In the mid-Paleogene period (56–34 million years ago) a brief climatic warming coincided with rapid diversification of flowering plants. Eocene fossils in British Columbia (Princeton, Kamloops and Smithers areas) reveal increasing numbers of modern plant families, with extinct species of birch, maple, beech, willow, chestnut, pine and fir.

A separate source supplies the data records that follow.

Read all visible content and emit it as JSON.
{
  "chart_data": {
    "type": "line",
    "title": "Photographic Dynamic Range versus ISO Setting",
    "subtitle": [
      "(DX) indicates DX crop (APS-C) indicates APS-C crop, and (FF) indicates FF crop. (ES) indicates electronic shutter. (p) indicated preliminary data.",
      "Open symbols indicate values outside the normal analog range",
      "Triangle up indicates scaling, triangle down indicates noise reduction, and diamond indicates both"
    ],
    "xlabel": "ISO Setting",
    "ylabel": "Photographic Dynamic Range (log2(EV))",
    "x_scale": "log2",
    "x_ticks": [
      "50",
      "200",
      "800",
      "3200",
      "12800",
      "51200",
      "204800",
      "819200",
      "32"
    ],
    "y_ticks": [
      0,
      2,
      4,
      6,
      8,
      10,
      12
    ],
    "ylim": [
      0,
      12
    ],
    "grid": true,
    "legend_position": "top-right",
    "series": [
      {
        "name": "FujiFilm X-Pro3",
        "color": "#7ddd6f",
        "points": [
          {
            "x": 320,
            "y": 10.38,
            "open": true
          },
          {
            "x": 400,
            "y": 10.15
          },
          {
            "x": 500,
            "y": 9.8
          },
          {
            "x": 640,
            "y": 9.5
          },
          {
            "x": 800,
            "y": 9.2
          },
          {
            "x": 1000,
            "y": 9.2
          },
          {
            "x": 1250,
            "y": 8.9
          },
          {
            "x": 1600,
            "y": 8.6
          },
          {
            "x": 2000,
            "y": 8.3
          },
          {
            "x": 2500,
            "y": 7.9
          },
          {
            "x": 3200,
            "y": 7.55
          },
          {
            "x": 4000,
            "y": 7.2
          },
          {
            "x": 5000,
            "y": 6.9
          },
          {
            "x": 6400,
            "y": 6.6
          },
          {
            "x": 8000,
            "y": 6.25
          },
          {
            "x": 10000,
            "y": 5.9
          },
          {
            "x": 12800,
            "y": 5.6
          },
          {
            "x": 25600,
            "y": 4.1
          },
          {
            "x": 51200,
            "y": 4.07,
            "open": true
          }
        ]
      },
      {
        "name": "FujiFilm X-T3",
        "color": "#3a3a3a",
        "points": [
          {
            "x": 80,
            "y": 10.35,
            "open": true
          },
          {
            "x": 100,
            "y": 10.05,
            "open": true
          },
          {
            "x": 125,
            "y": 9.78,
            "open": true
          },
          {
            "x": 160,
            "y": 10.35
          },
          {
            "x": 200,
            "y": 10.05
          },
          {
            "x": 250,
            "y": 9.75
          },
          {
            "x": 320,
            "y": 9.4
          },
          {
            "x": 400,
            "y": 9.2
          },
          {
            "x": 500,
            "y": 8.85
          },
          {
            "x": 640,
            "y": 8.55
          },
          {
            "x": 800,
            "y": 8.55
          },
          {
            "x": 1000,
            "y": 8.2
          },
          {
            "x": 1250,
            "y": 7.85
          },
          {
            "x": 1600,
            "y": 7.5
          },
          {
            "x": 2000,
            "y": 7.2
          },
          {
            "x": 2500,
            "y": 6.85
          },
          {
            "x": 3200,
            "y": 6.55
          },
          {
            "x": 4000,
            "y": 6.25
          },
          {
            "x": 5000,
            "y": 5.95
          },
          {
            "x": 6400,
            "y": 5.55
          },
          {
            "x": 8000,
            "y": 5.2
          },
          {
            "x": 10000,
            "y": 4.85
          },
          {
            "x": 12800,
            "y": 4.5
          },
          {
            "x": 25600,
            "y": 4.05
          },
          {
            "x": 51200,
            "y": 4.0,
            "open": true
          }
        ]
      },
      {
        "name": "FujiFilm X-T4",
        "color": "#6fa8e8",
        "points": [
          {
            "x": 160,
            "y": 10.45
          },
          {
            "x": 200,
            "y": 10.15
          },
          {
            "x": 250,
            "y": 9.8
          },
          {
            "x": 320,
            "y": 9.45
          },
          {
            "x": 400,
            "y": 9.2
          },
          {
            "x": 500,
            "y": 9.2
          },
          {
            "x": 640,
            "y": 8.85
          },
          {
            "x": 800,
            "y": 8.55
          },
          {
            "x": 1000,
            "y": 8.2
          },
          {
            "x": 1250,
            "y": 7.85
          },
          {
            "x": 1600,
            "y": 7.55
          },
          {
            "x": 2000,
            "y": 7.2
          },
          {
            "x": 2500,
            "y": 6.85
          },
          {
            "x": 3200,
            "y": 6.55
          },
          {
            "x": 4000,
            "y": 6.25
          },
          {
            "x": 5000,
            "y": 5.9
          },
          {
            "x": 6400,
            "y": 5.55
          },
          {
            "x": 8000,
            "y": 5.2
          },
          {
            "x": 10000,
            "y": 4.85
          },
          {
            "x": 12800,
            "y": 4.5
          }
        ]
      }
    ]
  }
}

Exceptionally well-preserved fossil forests found on Axel Heiberg and Ellesmere islands in the Canadian Arctic illustrate clearly the contrast between modern Canadian vegetation and the floras of a much warmer past. These fossil forests, 40 to 60 million years old, consist of large stumps, many over 1 m in diameter, preserved where they grew, still rooted in ancient soil. Thick mats of leafy litter that formed the forest floor reveal the types of plants inhabiting the forests. Lush redwood and cypress swamps covered the lowlands, while the surrounding uplands were dominated by a mixed conifer and hardwood forest resembling that of modern eastern North America. Even accounting for continental drift, these forests grew well above the Arctic Circle, and bear witness to a time in Canada's past when a cold arctic climatic regime did not exist.
Global cooling began toward the end of the Paleogene period, culminating in the glaciation of Canada about 2 million years ago. Late Paleogene fossil plants are uncommon in southern Canada, but in northern Canada, including Banks, Meighen and Ellesmere islands, peat beds containing spruce, birch, walnut, pine, larch and mosses reveal the evolution of Canada's boreal forests more than 20 million years ago. They also preserve a record of the final elimination of forests from Canada's North when continental ice sheets began to grow.

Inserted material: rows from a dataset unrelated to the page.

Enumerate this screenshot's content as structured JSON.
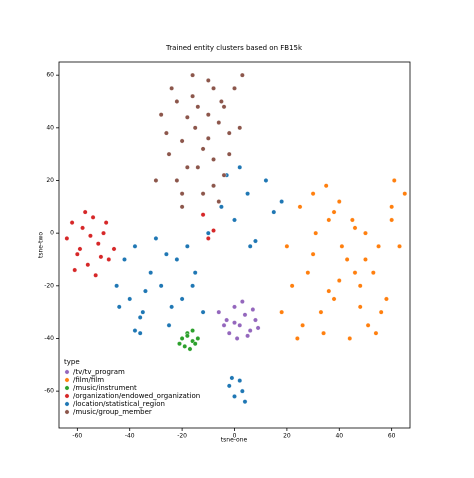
{
  "chart_data": {
    "type": "scatter",
    "title": "Trained entity clusters based on FB15k",
    "x_label": "tsne-one",
    "y_label": "tsne-two",
    "xlim": [
      -67,
      67
    ],
    "ylim": [
      -74,
      65
    ],
    "xticks": [
      -60,
      -40,
      -20,
      0,
      20,
      40,
      60
    ],
    "yticks": [
      -60,
      -40,
      -20,
      0,
      20,
      40,
      60
    ],
    "legend_title": "type",
    "legend_position": "lower left",
    "series": [
      {
        "name": "/tv/tv_program",
        "color": "#9467bd",
        "x": [
          -6,
          -3,
          0,
          2,
          4,
          6,
          8,
          -2,
          1,
          3,
          5,
          -4,
          7,
          9,
          0
        ],
        "y": [
          -30,
          -33,
          -28,
          -35,
          -31,
          -37,
          -33,
          -38,
          -40,
          -26,
          -39,
          -35,
          -29,
          -36,
          -34
        ]
      },
      {
        "name": "/film/film",
        "color": "#ff7f0e",
        "x": [
          20,
          25,
          30,
          35,
          40,
          45,
          50,
          55,
          60,
          65,
          22,
          28,
          33,
          38,
          43,
          48,
          53,
          58,
          63,
          18,
          26,
          31,
          36,
          41,
          46,
          51,
          56,
          61,
          24,
          34,
          44,
          54,
          30,
          40,
          50,
          60,
          38,
          48,
          36,
          46
        ],
        "y": [
          -5,
          10,
          15,
          18,
          12,
          5,
          0,
          -5,
          10,
          15,
          -20,
          -15,
          -30,
          -25,
          -10,
          -20,
          -15,
          -25,
          -5,
          -30,
          -35,
          0,
          5,
          -5,
          -15,
          -35,
          -30,
          20,
          -40,
          -38,
          -40,
          -38,
          -8,
          -18,
          -10,
          5,
          8,
          -28,
          -22,
          2
        ]
      },
      {
        "name": "/music/instrument",
        "color": "#2ca02c",
        "x": [
          -20,
          -18,
          -16,
          -14,
          -19,
          -17,
          -15,
          -18,
          -16,
          -21
        ],
        "y": [
          -40,
          -38,
          -41,
          -40,
          -43,
          -44,
          -42,
          -39,
          -37,
          -42
        ]
      },
      {
        "name": "/organization/endowed_organization",
        "color": "#d62728",
        "x": [
          -64,
          -62,
          -60,
          -58,
          -56,
          -54,
          -52,
          -50,
          -48,
          -46,
          -61,
          -57,
          -53,
          -49,
          -59,
          -55,
          -51,
          -8,
          -10,
          -12
        ],
        "y": [
          -2,
          4,
          -8,
          2,
          -12,
          6,
          -4,
          0,
          -10,
          -6,
          -14,
          8,
          -16,
          4,
          -6,
          -1,
          -9,
          1,
          -2,
          7
        ]
      },
      {
        "name": "/location/statistical_region",
        "color": "#1f77b4",
        "x": [
          -45,
          -42,
          -40,
          -38,
          -35,
          -32,
          -30,
          -28,
          -25,
          -22,
          -20,
          -18,
          -15,
          -12,
          -44,
          -36,
          -26,
          -16,
          -34,
          -24,
          -10,
          -5,
          0,
          5,
          8,
          12,
          15,
          18,
          -3,
          2,
          6,
          -8,
          -2,
          0,
          2,
          4,
          -1,
          3,
          -38,
          -36
        ],
        "y": [
          -20,
          -10,
          -25,
          -5,
          -30,
          -15,
          -2,
          -20,
          -35,
          -10,
          -25,
          -5,
          -15,
          -30,
          -28,
          -32,
          -8,
          -20,
          -22,
          -28,
          0,
          10,
          5,
          15,
          -3,
          20,
          8,
          12,
          22,
          25,
          -5,
          18,
          -58,
          -62,
          -56,
          -64,
          -55,
          -60,
          -37,
          -38
        ]
      },
      {
        "name": "/music/group_member",
        "color": "#8c564b",
        "x": [
          -25,
          -20,
          -15,
          -10,
          -5,
          0,
          -22,
          -18,
          -12,
          -8,
          -2,
          3,
          -28,
          -24,
          -16,
          -6,
          -14,
          -10,
          -4,
          -20,
          -26,
          -12,
          -8,
          -18,
          -6,
          -2,
          -14,
          -22,
          -10,
          -30,
          -16,
          -4,
          -20,
          2,
          -8
        ],
        "y": [
          30,
          35,
          40,
          45,
          50,
          55,
          20,
          25,
          15,
          28,
          38,
          60,
          45,
          55,
          52,
          42,
          48,
          58,
          22,
          10,
          38,
          32,
          18,
          44,
          12,
          30,
          25,
          50,
          36,
          20,
          60,
          48,
          15,
          40,
          55
        ]
      }
    ]
  }
}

The Pleistocene (about 2.58 million to 11,700 years ago) glaciation entirely altered the face of Canada, with the repeated advance and retreat of ice sheets as much as 3 km thick. During interglacial stages, forests returned to colonize the devastated landscape. The well-preserved remains of an interglacial flora are found in the clays exposed in the Don Valley brickyard of Toronto. The Don flora indicates that during past interglacial stages the climate of Canada has been much milder than that of the current interglacial stage.
About 10,000 years ago the most recent ice advance ended. Global cooling and glaciation eliminated the old northern forests from Canada. Many plants found refuge in southeastern North America and China, where their descendants still live. Floras in these two areas are similar even today. Most modern Canadian plants are recent migrants from unglaciated areas and look very different from those of previous ages.